“Something must be done”.
Last night’s performance of The Ballad of Johnny Longstaff by The Young’Uns at Oxford Playhouse was one of those experiences that goes beyond simply being an enjoyable night out (which it was). It felt like one of those events that stays with you, quietly whispering in your ear when you are wondering what to do about the times you live in, quietly prodding you to be brave, to do more, to stand up and be counted.
Johnny Longstaff was a real person – his son first approached The Young’Uns at a folk session in a pub, and handed them a list of what Johnny had done in his life, with the idea that there might be a song in there. The result is an album, and this show – currently touring theatres across the UK. Because Johnny’s story needs telling.
The performance started with an intro from the band – actually, only two of the regular trio (Sean Cooney and David Eagle), plus Jack Rutter, who has done an incredible job of getting up to speed with this intricate show, whilst the third Young’Un continues his work as a teacher.
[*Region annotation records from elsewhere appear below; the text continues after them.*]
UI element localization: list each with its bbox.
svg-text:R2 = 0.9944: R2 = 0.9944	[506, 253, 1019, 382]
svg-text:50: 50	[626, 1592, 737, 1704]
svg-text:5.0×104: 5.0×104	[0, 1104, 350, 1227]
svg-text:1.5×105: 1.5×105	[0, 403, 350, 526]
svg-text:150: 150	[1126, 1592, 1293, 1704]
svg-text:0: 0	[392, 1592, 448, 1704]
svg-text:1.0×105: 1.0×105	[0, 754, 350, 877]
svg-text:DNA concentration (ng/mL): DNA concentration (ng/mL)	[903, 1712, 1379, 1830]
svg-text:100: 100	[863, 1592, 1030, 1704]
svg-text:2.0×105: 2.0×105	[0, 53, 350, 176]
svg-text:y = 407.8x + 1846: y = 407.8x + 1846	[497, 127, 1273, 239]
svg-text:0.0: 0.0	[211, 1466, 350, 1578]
They pointed out that they’re musicians, not actors – although that distinction felt irrelevant, because it was immediately clear we were in the hands of master storytellers.
The band used a mix of song, spoken word and animated visuals, combined with original recordings of Johnny telling his story - to take us on a journey. We travelled with him, from the empty bellies of his childhood in Stockton, down to London via a hunger march, through formative experiences in a city where luxury and poverty have long been uneasy bedfellows, and then on to Spain, to fight fascism. The initial thread we follow through the first half then weaves an intricate, vivid tapestry in the second, as we get the details of what Johnny experienced in the Spanish Civil War.
Musically, the show is an absolute treat – sublime harmonies perfectly balancing the precision required in a show of this nature with the sense that you’re hearing an echo of Johnny and his comrades. It’s music as theatre, rather than ‘musical theatre’. The use of instruments is restrained and all the more effect as a result – rather than give every tune a ‘full bodied’ accompaniment, we get repeated phrases interjecting at key points – building up to the emotionally heavy-hitting moments of a reworked ¡Ay Carmela!. The most poignant musical detail for me was right at the end, when we hear Johnny himself singing the song that surviving volunteers sang when they returned to Spain following the death of Franco.
Words like hunger, suffering, war and fascism should not mislead anyone into thinking this is a 'difficult' show – it’s still very much a piece of entertainment. Johnny Longstaff put himself forward for the big events of his time, but the show also captures his humour – it’s there in his recordings (which can be heard in full via the Imperial War Museum), and in a handful of Monty Python-esque moments. It’s really a show about having a deep-felt warmth for fellow humans, regardless of their nationality, religion, ethnicity, background or circumstances, and feeling compelled to act on that – to stand up against forces which threaten to deny others their full human dignity.
The Ballad of Johnny Longstaff sits in excellent company – somewhere between the West End hit War Horse and the Edinburgh award-winning Dispatches on the Red Dress (two of the most moving war story performances I’ve seen), and I would encourage everyone to experience it for themselves. It’s a great story – and so much more - and fully deserved last night's standing ovation.